Expired Passport

The question of what to do with an expired passport has come up a few times from our readers. First of all, if your passport has expired, you need to decide if you need a new one depending on whether your upcoming travel plans will require one or not. If your upcoming travels will require you to present a valid passport, then apply for a new passport and send the old passport along with your application which will be cancelled and returned back to you along with your new passport. An expired passport which has been cancelled by the State Department such as when a new passport is issued or when it is reported as a lost or stolen passport is less damaging than a passport which has been expired but not yet cancelled. Although a passport may be expired and inactive, it still contains confidential information and is considered in circulation and in the possession of its holder.

If you don’t need to renew your passport yet, keep it in a safe location similar to your other valuable items. Both expired and current passports provide a few personal information about the passport holder which can be used for identity theft purposes as well as international crimes such as terrorism. Therefore, it is extremely important to properly safeguard all passports, whether expired or not in order to prevent identity fraud and other crimes committed in your name. As such, it is also extremely important to report all lost and stolen passports including the expired passports in order to notify the authorities of the potential possibility of their misuse and clear your name in case they are used to commit a crime.

I treat the passports of all my family members as extremely confidential documents whether they are expired or not. When needed, I renew the expired passports by obtaining a new passport and canceling the expired one which is returned to me along with my new passport. Although the new passport has a different passport number than the expired and cancelled passport, the old passport still provides a few details about my identity which can be misused if it falls into the wrong hands. An expired passport must still be treated carefully if you decide to keep them. I securely keep our family’s expired and cancelled passports for a few reasons. First, I’d like to remember how we looked when we traveled with our passports since my kids are growing fast and my memory is also rapidly fading away. And second, it’s interesting to look back and remember the places I visited based on the visa stamps especially places where governments have changes.

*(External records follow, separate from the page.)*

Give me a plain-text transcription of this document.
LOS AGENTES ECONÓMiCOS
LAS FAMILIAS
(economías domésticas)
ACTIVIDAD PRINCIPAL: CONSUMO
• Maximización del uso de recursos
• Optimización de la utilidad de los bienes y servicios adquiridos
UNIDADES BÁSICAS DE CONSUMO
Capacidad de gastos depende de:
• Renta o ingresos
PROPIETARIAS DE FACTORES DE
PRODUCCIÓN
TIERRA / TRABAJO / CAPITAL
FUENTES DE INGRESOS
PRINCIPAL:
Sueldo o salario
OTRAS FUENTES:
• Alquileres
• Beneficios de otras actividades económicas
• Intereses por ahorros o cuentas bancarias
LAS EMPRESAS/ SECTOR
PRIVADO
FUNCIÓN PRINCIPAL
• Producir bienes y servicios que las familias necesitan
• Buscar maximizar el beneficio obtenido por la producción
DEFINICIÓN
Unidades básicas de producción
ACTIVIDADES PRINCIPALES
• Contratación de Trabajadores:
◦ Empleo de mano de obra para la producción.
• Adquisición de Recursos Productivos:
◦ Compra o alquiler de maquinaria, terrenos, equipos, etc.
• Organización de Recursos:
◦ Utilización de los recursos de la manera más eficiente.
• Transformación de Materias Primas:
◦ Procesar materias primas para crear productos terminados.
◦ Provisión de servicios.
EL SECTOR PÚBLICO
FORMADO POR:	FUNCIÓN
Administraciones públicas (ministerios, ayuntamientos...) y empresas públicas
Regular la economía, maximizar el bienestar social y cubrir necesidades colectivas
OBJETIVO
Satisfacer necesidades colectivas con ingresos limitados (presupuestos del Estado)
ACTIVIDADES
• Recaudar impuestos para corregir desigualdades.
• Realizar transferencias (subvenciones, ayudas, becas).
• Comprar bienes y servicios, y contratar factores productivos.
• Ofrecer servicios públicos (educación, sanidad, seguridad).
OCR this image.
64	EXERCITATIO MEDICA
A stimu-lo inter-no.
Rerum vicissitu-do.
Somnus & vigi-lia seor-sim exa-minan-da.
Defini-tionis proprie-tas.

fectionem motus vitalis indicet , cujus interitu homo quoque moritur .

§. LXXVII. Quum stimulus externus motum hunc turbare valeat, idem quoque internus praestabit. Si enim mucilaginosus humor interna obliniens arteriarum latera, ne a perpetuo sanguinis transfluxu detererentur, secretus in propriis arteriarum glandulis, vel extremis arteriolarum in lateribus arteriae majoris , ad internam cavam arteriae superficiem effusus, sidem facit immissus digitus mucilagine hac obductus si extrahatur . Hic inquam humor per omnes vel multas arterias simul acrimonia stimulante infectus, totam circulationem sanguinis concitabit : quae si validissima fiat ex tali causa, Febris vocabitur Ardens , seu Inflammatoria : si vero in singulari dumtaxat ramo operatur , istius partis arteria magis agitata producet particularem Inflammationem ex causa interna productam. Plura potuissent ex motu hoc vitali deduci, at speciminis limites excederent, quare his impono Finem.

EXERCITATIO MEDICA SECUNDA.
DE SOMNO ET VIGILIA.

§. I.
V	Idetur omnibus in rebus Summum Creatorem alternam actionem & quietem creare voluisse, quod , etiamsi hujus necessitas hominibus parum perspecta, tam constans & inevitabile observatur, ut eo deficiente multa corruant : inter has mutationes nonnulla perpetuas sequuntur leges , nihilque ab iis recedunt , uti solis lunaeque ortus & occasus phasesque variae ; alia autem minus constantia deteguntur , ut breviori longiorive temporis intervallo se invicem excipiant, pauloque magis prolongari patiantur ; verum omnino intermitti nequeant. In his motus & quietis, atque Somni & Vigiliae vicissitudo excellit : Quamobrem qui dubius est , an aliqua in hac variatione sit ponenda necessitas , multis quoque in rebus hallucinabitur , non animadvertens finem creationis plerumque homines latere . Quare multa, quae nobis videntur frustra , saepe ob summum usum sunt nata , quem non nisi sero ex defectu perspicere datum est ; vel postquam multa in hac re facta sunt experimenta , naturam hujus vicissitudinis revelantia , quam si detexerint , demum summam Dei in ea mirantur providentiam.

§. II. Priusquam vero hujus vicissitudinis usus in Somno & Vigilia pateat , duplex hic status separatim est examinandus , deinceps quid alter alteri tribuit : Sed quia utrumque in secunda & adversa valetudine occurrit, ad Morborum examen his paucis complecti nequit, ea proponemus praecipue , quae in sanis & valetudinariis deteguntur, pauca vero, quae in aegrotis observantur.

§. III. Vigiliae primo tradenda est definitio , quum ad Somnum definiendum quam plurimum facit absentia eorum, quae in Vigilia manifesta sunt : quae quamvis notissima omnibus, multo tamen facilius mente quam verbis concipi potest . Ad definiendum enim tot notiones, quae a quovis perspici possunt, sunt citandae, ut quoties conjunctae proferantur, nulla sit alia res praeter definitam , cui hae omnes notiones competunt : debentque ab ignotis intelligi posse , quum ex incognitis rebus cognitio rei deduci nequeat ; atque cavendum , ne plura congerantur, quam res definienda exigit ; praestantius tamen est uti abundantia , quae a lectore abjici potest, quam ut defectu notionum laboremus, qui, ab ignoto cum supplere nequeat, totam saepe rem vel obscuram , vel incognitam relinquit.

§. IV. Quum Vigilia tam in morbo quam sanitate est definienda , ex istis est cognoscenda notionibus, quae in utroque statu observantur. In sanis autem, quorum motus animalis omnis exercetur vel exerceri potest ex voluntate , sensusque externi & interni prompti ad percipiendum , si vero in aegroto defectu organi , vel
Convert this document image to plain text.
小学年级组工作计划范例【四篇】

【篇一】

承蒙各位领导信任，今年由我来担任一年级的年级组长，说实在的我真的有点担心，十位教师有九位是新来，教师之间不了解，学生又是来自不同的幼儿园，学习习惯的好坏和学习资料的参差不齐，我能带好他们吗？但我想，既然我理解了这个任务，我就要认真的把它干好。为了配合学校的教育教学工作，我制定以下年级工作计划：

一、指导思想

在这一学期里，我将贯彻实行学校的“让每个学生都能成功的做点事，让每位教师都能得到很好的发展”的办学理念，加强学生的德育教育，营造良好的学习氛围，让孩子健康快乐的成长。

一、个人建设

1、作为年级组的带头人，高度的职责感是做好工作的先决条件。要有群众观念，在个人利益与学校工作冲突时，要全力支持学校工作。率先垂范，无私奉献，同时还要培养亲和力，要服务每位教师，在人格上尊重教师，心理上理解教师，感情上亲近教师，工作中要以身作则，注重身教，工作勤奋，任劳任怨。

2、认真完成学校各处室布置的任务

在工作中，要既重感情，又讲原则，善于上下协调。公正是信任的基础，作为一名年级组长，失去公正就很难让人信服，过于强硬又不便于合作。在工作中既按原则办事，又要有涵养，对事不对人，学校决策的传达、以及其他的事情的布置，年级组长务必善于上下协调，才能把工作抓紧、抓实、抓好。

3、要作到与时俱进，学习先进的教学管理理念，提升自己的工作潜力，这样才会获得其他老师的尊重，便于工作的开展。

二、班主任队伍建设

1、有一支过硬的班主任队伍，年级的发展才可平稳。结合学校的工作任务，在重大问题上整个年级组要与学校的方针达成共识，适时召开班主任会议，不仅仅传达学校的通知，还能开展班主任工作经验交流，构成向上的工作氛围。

In conclusion, if you have already replaced and cancelled your expired travel document, you can either shred and discard your old cancelled passport or you can keep it securely similar to your active passport. Like I said, expired passports which are not cancelled can still be misused. Although a passport which has been expired and cancelled is not as dangerous as an active or valid passport, it still provides enough personal information for identity theft purposes including the use of the passport for identification purposes to enter places and cause damage in your name.

If you have shared your passport information with others and strongly suspect they might misuse your identity, replace your passport by applying for and obtaining a new one. This will cancel your old passport, whether it was expired or not. And, if you have lost your passport, read this article for how to replace lost, stolen or expired passport. One last point to remember is that an actual passport whether expired or not, can be misused, therefore, it is very important to have complete custody of your passport at all times. I’m not talking about whether you have shared copies of a few pages of your passport with others but rather the passport itself is much more dangerous than copies of a few pages although the less you share with others, more secure you will be including copies of passport pages which provide lots of personal information.